The integration of te ao Māori into society is something he wishes would happen more with indigenous cultures abroad, like in America, where indigenous people and their way of life are often disregarded. This has come up a few times in his studies. But the opportunities he has there, not only athletically, but academically and travel-wise, are “amazing”. He has been across America, and is having as much fun as possible.
“Something my Dad always told me was to balance school, social life and swimming life.”
It’s definitely paying off. The challenge of getting out of bed on those freezing minus 20 degree mornings to get in the pool are worth it too. Toni says, swimming aside, she is proud of the young man her son has become. Just like the whakataukī ‘Kāore te kumara e kōrero ana mo tōna ake reka’, he has always been grounded and humble. His secondary school teachers would ask how he went in his competitions and he would just say, “fine thank you”, even after breaking yet another national record, his mum says.
When Taiko moved to the US and dorms in August 2022, he caught a virus from a roommate that put him in hospital for a week. It was a mix of pneumonia and taking so much paracetamol that resulted in him suffering intestinal bleeding and liver damage.

Taiko competing for the University of Wisconsin-Madison.
“I was out until January recovering,” he recalls. His mum remembers being flown over to be by his bedside. “I see this as a great opportunity for others to see that there’s options and he’s just a normal kid who has had his ups and downs, but has still been able to achieve what he has, even after having months off swimming,” she says.
He only returned to competing in March last year. “I guess that’s why the Olympics wasn’t necessarily on my radar given his rough start.” She burst into tears when she saw his qualifying time, after being so nervous in the stand she had to walk down and pace poolside. His jubilant reaction to breaking the new record was indicative of his journey to get there. “I had thought and dreamed about that moment for the past 12 months … every night. I would go to sleep imagining what it would be like to touch the finish, look up and be under the qualifying time,” he says. “Words can’t explain the feeling.”

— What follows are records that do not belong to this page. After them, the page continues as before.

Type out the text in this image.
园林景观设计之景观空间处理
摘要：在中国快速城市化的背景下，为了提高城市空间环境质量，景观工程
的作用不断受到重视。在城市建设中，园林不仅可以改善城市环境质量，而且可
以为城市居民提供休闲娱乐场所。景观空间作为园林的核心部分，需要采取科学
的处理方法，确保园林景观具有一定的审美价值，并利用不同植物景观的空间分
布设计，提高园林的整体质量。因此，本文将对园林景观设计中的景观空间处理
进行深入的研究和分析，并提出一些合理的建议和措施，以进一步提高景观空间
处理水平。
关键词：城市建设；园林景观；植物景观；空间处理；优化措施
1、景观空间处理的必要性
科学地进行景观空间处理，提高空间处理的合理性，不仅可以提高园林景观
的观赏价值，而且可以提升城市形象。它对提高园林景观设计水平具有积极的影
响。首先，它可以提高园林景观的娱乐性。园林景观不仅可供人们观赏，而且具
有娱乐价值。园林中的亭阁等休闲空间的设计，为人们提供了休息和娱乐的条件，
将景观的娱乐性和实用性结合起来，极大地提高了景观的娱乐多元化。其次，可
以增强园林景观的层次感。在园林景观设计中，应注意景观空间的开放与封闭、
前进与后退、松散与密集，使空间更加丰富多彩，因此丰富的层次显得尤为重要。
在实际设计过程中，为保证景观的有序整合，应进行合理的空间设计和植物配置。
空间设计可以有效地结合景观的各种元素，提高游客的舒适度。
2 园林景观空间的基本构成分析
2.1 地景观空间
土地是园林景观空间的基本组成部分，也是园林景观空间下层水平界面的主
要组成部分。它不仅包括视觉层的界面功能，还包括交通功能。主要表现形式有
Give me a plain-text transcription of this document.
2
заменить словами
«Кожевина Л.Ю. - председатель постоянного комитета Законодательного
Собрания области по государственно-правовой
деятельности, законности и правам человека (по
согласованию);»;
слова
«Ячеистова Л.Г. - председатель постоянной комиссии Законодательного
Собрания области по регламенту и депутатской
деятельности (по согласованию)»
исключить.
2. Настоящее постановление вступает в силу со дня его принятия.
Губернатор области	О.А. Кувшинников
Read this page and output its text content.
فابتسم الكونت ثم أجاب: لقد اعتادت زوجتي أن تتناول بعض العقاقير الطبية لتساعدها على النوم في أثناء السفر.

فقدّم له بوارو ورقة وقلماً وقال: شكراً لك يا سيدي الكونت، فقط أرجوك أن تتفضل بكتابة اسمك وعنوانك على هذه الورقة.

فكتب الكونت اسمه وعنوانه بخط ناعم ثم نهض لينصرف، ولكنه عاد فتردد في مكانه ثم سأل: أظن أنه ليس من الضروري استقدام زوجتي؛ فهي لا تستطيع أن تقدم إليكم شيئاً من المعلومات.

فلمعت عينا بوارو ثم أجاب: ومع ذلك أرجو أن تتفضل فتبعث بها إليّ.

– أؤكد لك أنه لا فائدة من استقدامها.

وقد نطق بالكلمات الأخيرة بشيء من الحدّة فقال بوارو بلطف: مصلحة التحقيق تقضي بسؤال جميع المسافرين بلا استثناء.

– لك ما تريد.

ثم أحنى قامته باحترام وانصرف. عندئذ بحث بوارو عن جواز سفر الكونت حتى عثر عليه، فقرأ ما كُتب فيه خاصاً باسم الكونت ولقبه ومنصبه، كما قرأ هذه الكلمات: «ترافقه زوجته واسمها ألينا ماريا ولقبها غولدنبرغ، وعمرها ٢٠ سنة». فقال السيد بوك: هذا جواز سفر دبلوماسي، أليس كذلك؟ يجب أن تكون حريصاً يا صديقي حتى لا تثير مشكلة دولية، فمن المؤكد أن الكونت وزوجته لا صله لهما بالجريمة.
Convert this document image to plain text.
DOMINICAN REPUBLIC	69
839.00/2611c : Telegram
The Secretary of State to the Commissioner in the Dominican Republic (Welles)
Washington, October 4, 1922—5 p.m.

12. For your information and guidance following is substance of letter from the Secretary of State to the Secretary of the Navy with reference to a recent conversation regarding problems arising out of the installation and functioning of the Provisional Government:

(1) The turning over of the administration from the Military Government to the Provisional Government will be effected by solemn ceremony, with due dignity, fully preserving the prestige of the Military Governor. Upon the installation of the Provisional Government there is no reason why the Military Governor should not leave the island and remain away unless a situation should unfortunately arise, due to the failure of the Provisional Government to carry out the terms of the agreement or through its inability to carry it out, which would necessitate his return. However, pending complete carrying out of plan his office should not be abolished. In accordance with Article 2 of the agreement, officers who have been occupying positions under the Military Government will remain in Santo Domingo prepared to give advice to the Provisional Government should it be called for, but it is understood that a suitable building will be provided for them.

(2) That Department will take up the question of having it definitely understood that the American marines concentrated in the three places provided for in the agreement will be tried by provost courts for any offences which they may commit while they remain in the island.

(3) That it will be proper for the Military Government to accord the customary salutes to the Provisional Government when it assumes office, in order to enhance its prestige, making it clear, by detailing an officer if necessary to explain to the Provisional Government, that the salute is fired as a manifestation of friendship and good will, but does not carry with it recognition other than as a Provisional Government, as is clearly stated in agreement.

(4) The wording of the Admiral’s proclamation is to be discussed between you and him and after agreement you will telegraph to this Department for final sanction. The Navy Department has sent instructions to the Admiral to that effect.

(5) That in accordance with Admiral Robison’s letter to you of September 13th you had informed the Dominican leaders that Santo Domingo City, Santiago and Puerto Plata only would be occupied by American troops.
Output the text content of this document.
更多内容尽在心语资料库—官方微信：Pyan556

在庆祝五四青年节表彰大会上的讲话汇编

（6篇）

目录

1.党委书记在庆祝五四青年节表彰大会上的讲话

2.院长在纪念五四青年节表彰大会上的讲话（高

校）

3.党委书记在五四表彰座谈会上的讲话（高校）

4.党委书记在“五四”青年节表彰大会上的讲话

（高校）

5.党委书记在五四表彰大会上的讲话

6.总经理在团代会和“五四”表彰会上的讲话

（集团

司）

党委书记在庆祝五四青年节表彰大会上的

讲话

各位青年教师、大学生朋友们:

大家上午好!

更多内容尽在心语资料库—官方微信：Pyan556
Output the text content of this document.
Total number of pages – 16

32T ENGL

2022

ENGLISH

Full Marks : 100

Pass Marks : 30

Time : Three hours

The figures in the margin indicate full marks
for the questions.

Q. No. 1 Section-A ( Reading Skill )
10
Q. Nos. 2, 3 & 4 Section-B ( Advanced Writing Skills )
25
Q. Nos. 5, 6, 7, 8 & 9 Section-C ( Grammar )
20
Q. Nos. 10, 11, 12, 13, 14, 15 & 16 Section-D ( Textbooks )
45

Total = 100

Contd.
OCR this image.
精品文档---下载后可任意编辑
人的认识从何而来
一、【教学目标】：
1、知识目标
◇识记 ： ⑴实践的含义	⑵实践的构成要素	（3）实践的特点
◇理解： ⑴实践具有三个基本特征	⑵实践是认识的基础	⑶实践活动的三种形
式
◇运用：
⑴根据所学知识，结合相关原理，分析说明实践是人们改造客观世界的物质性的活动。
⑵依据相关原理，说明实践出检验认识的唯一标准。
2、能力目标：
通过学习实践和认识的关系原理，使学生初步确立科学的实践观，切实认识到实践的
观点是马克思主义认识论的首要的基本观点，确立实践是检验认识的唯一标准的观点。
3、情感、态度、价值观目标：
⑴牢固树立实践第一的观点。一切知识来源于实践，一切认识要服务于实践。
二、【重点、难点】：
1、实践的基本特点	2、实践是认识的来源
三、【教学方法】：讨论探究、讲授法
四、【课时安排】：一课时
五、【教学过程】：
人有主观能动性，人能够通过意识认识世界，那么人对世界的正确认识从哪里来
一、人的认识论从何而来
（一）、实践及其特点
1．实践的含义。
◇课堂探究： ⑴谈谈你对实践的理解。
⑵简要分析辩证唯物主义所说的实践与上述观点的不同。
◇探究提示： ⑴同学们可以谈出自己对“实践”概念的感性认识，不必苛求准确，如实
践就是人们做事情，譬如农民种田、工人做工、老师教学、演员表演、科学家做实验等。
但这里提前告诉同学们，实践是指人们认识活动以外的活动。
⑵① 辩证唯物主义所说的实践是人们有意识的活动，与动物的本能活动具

His time of 21.86 seconds (the Olympic qualifying time is 21.96) broke his own record of 22.11, which he equalled in July last year. No swimmers at the Australian championships swam the 50m freestyle under 22 seconds. But the magnitude of the achievement didn’t sink in until he arrived back at university and was officially invited to join the New Zealand Olympic team.
Now, with class finally over for the year, he is getting excited about Paris in August, and being able to focus on getting faster. He will spend his days swimming in the $80 million university pool until the start of July, when he will come home to spend a few days with whānau before meeting the team in Paris.

Taiko showcasing his medals and meet trophy from the 2024 Big Ten Men’s Swimming & Diving Championships, Columbus, Ohio.
His mum and dad, David Ormsby, will be there to watch, while his two sisters will cheer from home. He feels his future is very bright and has his eyes on the 2028 Olympics in Los Angeles, and possibly 2032. But his focus for now is Paris.
Taiko knows there will be many eyes on his performance there, but for the next generation of young, driven Māori who might draw inspiration from him, he says: “I would tell them to stay who they are. Don’t turn your back on Māori, the culture, the people.
“It’s who they are and they should embrace that, show the world, whether that’s through sporting or academia. Show everyone who they are for the better.”